February 19, 2009 10:45 PM PST
by Declan McCullagh
Republican politicians on Thursday called for a sweeping new federal law that would require all Internet providers and operators of millions of Wi-Fi access points, even hotels, local coffee shops, and home users, to keep records about users for two years to aid police investigations.
The legislation, which echoes a measure proposed by one of their Democratic colleagues three years ago, would impose unprecedented data retention requirements on a broad swath of Internet access providers and is certain to draw fire from businesses and privacy advocates.
“While the Internet has generated many positive changes in the way we communicate and do business, its limitless nature offers anonymity that has opened the door to criminals looking to harm innocent children,” U.S. Sen. John Cornyn, a Texas Republican, said at a press conference on Thursday. “Keeping our children safe requires cooperation on the local, state, federal, and family level.”
Joining Cornyn was Texas Rep. Lamar Smith, the senior Republican on the House Judiciary Committee, and Texas Attorney General Greg Abbott, who said such a measure would let “law enforcement stay ahead of the criminals.”
Two bills have been introduced so far–S.436 in the Senate and H.R.1076 in the House. Each of the companion bills is titled “Internet Stopping Adults Facilitating the Exploitation of Today’s Youth Act,” or Internet Safety Act.
Each contains the same language: “A provider of an electronic communication service or remote computing service shall retain for a period of at least two years all records or other information pertaining to the identity of a user of a temporarily assigned network address the service assigns to that user.”
Translated, the Internet Safety Act applies not just to AT&T, Comcast, Verizon, and so on–but also to the tens of millions of homes with Wi-Fi access points or wired routers that use the standard method of dynamically assigning temporary addresses. (That method is called Dynamic Host Configuration Protocol, or DHCP.)
“Everyone has to keep such information,” says Albert Gidari, a partner at the Perkins Coie law firm in Seattle who specializes in this area of electronic privacy law.
The legal definition of electronic communication service is “any service which provides to users thereof the ability to send or receive wire or electronic communications.” The U.S. Justice Department’s position is that any service “that provides others with means of communicating electronically” qualifies.

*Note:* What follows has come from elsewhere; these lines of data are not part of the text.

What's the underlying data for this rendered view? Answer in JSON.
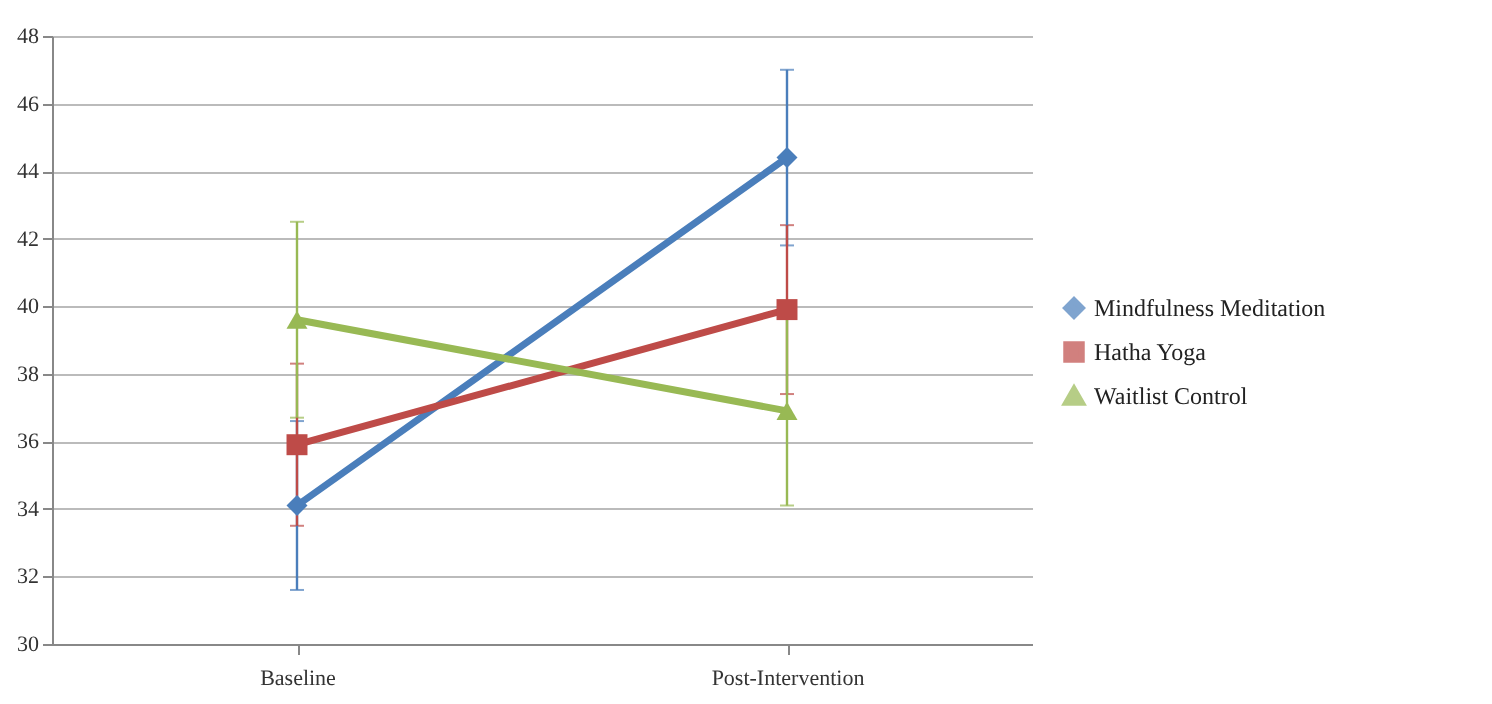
{
  "chart_data": {
    "type": "line",
    "categories": [
      "Baseline",
      "Post-Intervention"
    ],
    "series": [
      {
        "name": "Mindfulness Meditation",
        "color": "#4a7ebb",
        "marker": "diamond",
        "values": [
          34.1,
          44.4
        ],
        "errors": [
          2.5,
          2.6
        ]
      },
      {
        "name": "Hatha Yoga",
        "color": "#be4b48",
        "marker": "square",
        "values": [
          35.9,
          39.9
        ],
        "errors": [
          2.4,
          2.5
        ]
      },
      {
        "name": "Waitlist Control",
        "color": "#98b954",
        "marker": "triangle",
        "values": [
          39.6,
          36.9
        ],
        "errors": [
          2.9,
          2.8
        ]
      }
    ],
    "ylim": [
      30,
      48
    ],
    "yticks": [
      30,
      32,
      34,
      36,
      38,
      40,
      42,
      44,
      46,
      48
    ],
    "grid": "y",
    "legend": "right"
  }
}
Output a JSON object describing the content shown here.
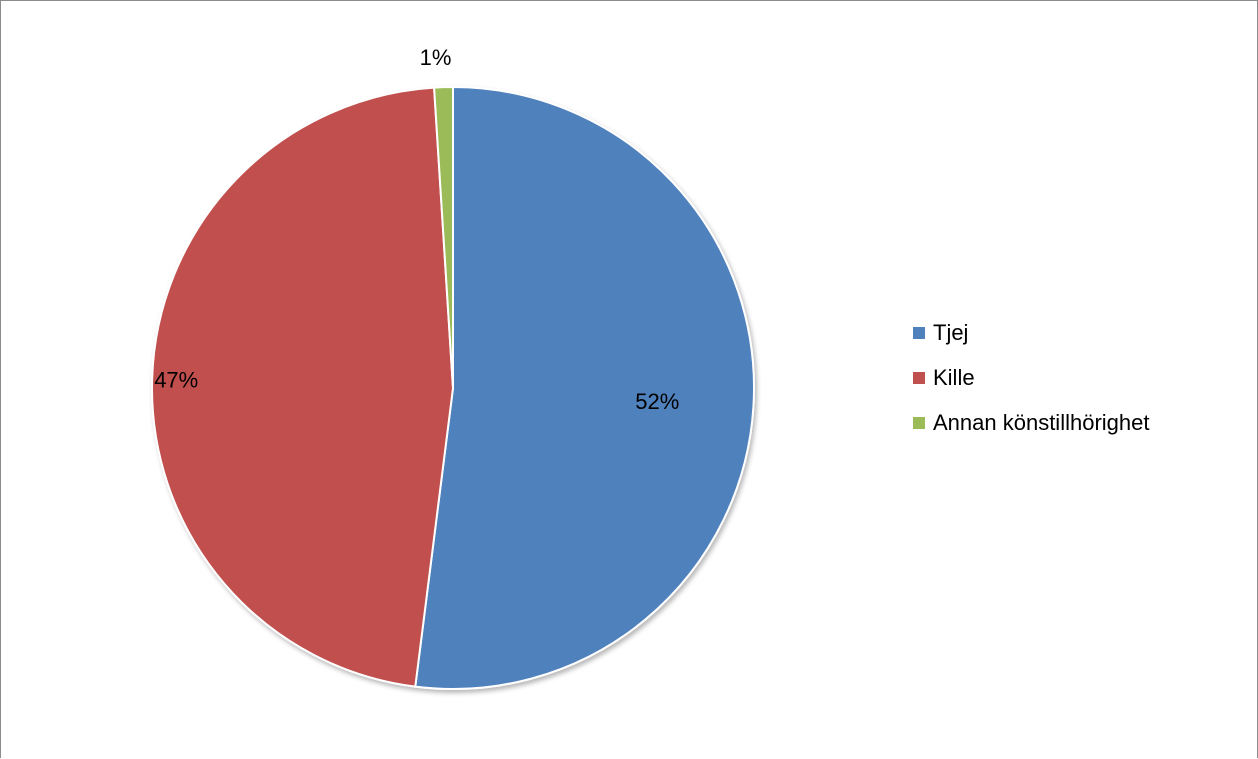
{
  "chart_data": {
    "type": "pie",
    "title": "",
    "categories": [
      "Tjej",
      "Kille",
      "Annan könstillhörighet"
    ],
    "values": [
      52,
      47,
      1
    ],
    "value_labels": [
      "52%",
      "47%",
      "1%"
    ],
    "colors": [
      "#4f81bd",
      "#c0504d",
      "#9bbb59"
    ],
    "start_angle_deg": 0,
    "direction": "clockwise",
    "legend_position": "right"
  }
}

That sweeps in not just public Wi-Fi access points, but password-protected ones too, and applies to individuals, small businesses, large corporations, libraries, schools, universities, and even government agencies. Voice over IP services may be covered too.
Under the Internet Safety Act, all of those would have to keep logs for at least two years. It “covers every employer that uses DHCP for its network,” Gidari said. “It covers Aircell on airplanes– hose little pico cells will have to store a lot of data for those in-the-air Internet users.”
In the Bush administration, Attorney General Alberto Gonzales had called for a very similar proposal, saying that subscriber information and network data should be logged for two years.
Until Gonzales’ remarks in 2006, the Bush administration had generally opposed laws requiring data retention, saying it had “serious reservations” about them. But after the European Parliament approved such a requirement for Internet, telephone and VoIP providers, top administration officials began talking about the practice more favorably.
After Gonzales left the Justice Department, the political will for data retention legislation seemed to ebb for a time, but then FBI Director Robert Mueller resumed lobbying efforts last spring.
This tends to be a bipartisan sentiment: Attorney General Eric Holder, a Democrat, said in 1999 that “certain data must be retained by ISPs for reasonable periods of time so that it can be accessible to law enforcement.” Rep. John Conyers, the Democratic chairman of the House Judiciary Committee, said that FBI proposals for data retention legislation “would be most welcome.”
Smith, who sponsored the House version of the Internet Safety Act, had previously introduced a one-year requirement as part of a law-and-order agenda in 2007.
A 1996 federal law called the Electronic Communication Transactional Records Act regulates data preservation. It requires Internet providers to retain any “record” in their possession for 90 days “upon the request of a governmental entity.”
Because Internet addresses remain a relatively scarce commodity, ISPs tend to allocate them to customers from a pool based on whether a computer is in use at the time. (Two standard techniques used are the Dynamic Host Configuration Protocol and Point-to-Point Protocol over Ethernet.)
In addition, Internet providers are required by another federal law to report child pornography sightings to the National Center for Missing and Exploited Children, which is in turn charged with forwarding that report to the appropriate police agency.
The Internet Safety Act is broader than just data retention. Other portions add criminal penalties to other child pornography-related offenses, increase penalties for sexual exploitation of minors, and give the FBI an extra $30 million for the “Innocent Images National Initiative.”